The setting was Santa Monica's new Eli and Edythe Broad Stage, which got a colorful acoustic test. In Harrison's scores, mellow gongs and bells clang and peal. Cage's String Quartet in Four Parts spends considerable time on the edge of string sound and near the brink of inaudibility and unintelligibility. Partch's sassy "Castor and Pollux" was written for his homemade instruments, such as the bass marimba, which the composer designed so that its deepest pitches would vibrate through a listener's backside.

The Harrison works selected were from his hand-across-the-ocean oeuvre.
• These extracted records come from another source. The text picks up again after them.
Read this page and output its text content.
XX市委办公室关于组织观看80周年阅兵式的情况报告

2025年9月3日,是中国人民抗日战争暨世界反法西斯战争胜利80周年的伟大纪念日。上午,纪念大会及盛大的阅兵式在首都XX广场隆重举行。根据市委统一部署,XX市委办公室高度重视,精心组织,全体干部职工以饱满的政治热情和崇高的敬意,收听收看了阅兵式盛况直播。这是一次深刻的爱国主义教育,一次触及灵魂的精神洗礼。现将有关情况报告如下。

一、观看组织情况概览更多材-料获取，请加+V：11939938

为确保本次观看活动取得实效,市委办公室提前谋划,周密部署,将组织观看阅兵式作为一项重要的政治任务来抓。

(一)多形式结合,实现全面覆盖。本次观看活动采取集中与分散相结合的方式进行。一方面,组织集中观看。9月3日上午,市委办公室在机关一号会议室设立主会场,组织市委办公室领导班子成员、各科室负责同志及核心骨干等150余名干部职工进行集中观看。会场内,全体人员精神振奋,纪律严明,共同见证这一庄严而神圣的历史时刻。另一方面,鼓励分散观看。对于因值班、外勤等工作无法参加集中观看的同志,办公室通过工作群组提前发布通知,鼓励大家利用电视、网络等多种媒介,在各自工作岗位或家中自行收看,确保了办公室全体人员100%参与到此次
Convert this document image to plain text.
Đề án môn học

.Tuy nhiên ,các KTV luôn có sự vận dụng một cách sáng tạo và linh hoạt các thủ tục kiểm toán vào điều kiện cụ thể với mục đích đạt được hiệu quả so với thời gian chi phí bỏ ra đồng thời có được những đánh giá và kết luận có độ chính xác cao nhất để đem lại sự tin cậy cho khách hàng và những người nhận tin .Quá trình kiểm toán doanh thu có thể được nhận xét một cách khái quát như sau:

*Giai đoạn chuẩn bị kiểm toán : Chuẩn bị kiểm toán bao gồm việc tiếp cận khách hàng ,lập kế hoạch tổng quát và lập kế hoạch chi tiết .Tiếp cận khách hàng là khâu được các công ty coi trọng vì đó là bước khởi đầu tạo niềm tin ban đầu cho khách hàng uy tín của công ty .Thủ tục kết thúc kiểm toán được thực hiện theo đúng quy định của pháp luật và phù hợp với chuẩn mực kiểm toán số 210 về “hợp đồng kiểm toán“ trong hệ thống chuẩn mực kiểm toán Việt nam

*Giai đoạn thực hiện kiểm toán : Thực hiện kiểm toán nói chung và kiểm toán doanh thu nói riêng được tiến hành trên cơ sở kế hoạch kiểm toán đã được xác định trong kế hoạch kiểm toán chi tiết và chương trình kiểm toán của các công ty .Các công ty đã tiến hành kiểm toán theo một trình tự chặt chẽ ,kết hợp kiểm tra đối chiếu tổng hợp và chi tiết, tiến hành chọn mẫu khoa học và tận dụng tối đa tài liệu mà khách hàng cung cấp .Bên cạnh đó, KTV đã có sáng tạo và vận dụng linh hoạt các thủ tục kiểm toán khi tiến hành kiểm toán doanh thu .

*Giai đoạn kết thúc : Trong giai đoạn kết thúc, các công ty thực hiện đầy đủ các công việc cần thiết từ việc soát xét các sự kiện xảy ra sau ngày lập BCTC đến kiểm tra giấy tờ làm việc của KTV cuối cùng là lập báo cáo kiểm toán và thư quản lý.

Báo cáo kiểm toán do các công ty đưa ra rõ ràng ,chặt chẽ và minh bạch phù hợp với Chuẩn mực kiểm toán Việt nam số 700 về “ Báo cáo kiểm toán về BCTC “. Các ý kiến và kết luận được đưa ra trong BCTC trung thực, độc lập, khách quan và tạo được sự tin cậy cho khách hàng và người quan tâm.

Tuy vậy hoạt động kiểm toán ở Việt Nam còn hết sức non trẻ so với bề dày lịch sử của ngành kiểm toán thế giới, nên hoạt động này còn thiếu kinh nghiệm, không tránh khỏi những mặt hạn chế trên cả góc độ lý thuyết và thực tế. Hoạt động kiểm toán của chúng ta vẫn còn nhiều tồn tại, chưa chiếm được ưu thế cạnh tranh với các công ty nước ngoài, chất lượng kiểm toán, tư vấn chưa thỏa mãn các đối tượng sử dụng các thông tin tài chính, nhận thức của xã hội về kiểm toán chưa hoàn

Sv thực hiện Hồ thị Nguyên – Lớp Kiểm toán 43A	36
Various Western instruments made for melody combine with a percussive Indonesian orchestra. A gamelan is for the eyes along with the ears. Its instruments are decorative, and the players in the CalArts Gamelan Kyai Doro Dasih (or Venerable Dream Come True) pleased in plum-colored jackets.

A gracious traveler and a generous host, Harrison asked a little more of his own kind. He let the gamelan pretty much do its thing, building structures of interlocking rhythmic patterns. The Western instruments are tuned to Javanese modes and sometimes bend pitches when that is possible. But saxophone, harp and French horn, the solo instruments in the short first three pieces on the program, kept their own sonic personalities and introduced the kind of ear-hugging melody for which Harrison had a particular gift.

The stretch proved a little too great for the soloists in "Cornish Lancaran," "In Honor of the Divine Mr. Handel" and "Main Bersama-sama." In the latter, a Western flute, rather than the Indonesian counterpart Harrison preferred, added further unease, but not so much as to make the work's hit tune uninviting.